Ein Programm mit Verzögerungen

CASSIOPÉE bildet nach Darstellung von Airbus den souveränen Leistungskern des übergeordneten Programms CELESTE, nicht das Programm in seiner Gesamtheit. CELESTE wurde im Militärprogrammgesetz 2024 bis 2030 bestätigt und soll die CERES-Satelliten ersetzen, deren theoretisches Nutzungsende für 2029 angesetzt war. Ursprünglich sah das Gesetz eine Indienststellung bis 2030 vor.Ein zunächst vorgesehenes Industriekonsortium aus Thales und Airbus wurde 2024 von der DGA infrage gestellt, weil laut einem Parlamentsbericht die zugewiesenen Finanzmittel nicht zu den geforderten Leistungsanforderungen passten.
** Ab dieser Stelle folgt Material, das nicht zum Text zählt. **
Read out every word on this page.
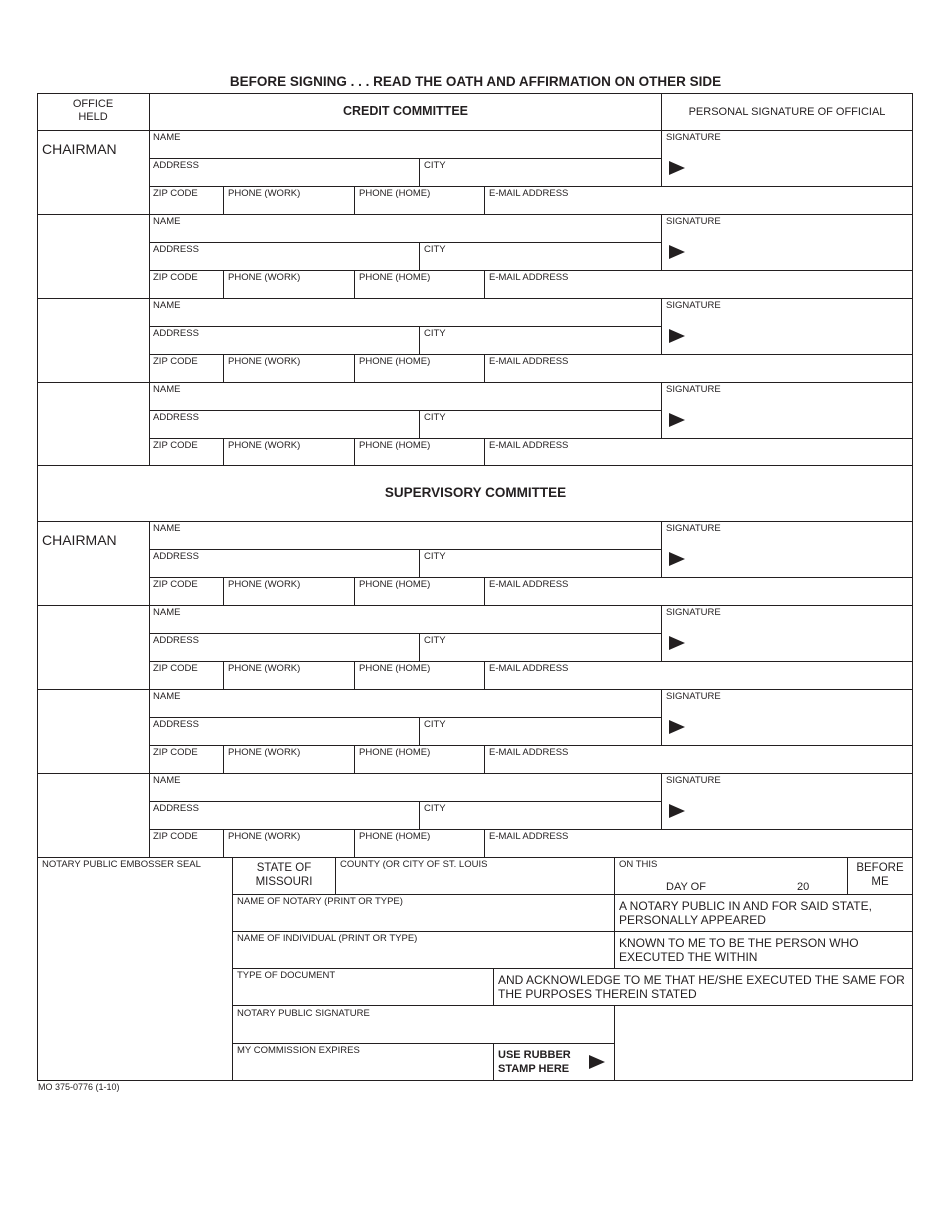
BEFORE SIGNING . . . READ THE OATH AND AFFIRMATION ON OTHER SIDE
OFFICE HELD	CREDIT COMMITTEE	PERSONAL SIGNATURE OF OFFICIAL
CHAIRMAN
NAME
ADDRESS	CITY
ZIP CODE	PHONE (WORK)	PHONE (HOME)	E-MAIL ADDRESS
SIGNATURE
NAME
ADDRESS	CITY
ZIP CODE	PHONE (WORK)	PHONE (HOME)	E-MAIL ADDRESS
SIGNATURE
NAME
ADDRESS	CITY
ZIP CODE	PHONE (WORK)	PHONE (HOME)	E-MAIL ADDRESS
SIGNATURE
NAME
ADDRESS	CITY
ZIP CODE	PHONE (WORK)	PHONE (HOME)	E-MAIL ADDRESS
SIGNATURE
SUPERVISORY COMMITTEE
CHAIRMAN
NAME
ADDRESS	CITY
ZIP CODE	PHONE (WORK)	PHONE (HOME)	E-MAIL ADDRESS
SIGNATURE
NAME
ADDRESS	CITY
ZIP CODE	PHONE (WORK)	PHONE (HOME)	E-MAIL ADDRESS
SIGNATURE
NAME
ADDRESS	CITY
ZIP CODE	PHONE (WORK)	PHONE (HOME)	E-MAIL ADDRESS
SIGNATURE
NAME
ADDRESS	CITY
ZIP CODE	PHONE (WORK)	PHONE (HOME)	E-MAIL ADDRESS
SIGNATURE
NOTARY PUBLIC EMBOSSER SEAL	STATE OF MISSOURI
COUNTY (OR CITY OF ST. LOUIS	ON THIS
DAY OF	20
BEFORE ME
NAME OF NOTARY (PRINT OR TYPE)	A NOTARY PUBLIC IN AND FOR SAID STATE, PERSONALLY APPEARED
NAME OF INDIVIDUAL (PRINT OR TYPE)	KNOWN TO ME TO BE THE PERSON WHO EXECUTED THE WITHIN
TYPE OF DOCUMENT	AND ACKNOWLEDGE TO ME THAT HE/SHE EXECUTED THE SAME FOR THE PURPOSES THEREIN STATED
NOTARY PUBLIC SIGNATURE
MY COMMISSION EXPIRES	USE RUBBER STAMP HERE
MO 375-0776 (1-10)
Im Juli 2025 wurde die Ausschreibung neu aufgesetzt und für drei Bewerber geöffnet, Airbus, Thales und Unseenlabs, mit Angebotsfrist zum 15. Dezember 2025. Thales, bislang Mitauftragnehmer bei CERES, kommt in der neuen Konstellation nicht mehr zum Zuge. Nach Angaben der Wirtschaftszeitung La Tribune liegt das Auftragsvolumen unterhalb von 400 Millionen Euro.
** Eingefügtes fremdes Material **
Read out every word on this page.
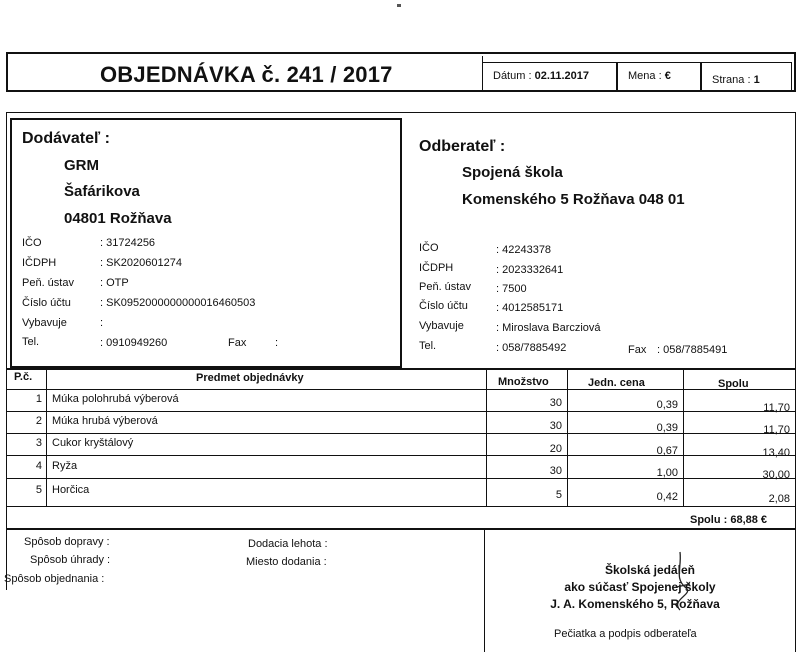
OBJEDNÁVKA č. 241 / 2017	Dátum : 02.11.2017	Mena : €	Strana : 1
Dodávateľ :
GRM
Šafárikova
04801 Rožňava
IČO	: 31724256
IČDPH	: SK2020601274
Peň. ústav : OTP
Číslo účtu	: SK0952000000000016460503
Vybavuje	:
Tel.	: 0910949260	Fax	:
Odberateľ :
Spojená škola
Komenského 5 Rožňava 048 01
IČO	: 42243378
IČDPH	: 2023332641
Peň. ústav : 7500
Číslo účtu	: 4012585171
Vybavuje	: Miroslava Barcziová
Tel.	: 058/7885492	Fax : 058/7885491
P.č.	Predmet objednávky	Množstvo	Jedn. cena	Spolu
1 Múka polohrubá výberová	30	0,39	11,70
2 Múka hrubá výberová	30	0,39	11,70
3 Cukor kryštálový	20	0,67	13,40
4 Ryža	30	1,00	30,00
5 Horčica	5	0,42	2,08
Spolu : 68,88 €
Spôsob dopravy :
Spôsob úhrady :
Spôsob objednania :
Dodacia lehota :
Miesto dodania :
Školská jedáleň
ako súčasť Spojenej školy
J. A. Komenského 5, Rožňava
Pečiatka a podpis odberateľa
Die Terminangaben gehen auseinander. Airbus nennt 2032 als Zeitpunkt der Ablösung, während ein Ende Mai 2026 veröffentlichter Parlamentsbericht von einer Verschiebung um fünf Jahre gegenüber der ursprünglichen Planung und einer Indienststellung erst um 2035 ausging. Zwischen dem rechnerischen Lebensdauerende von CERES und dem Beginn des Nachfolgebetriebs bleibt damit in jedem Fall eine Lücke, die über eine verlängerte Nutzung der bestehenden Satelliten und ergänzende Sensoren überbrückt werden muss.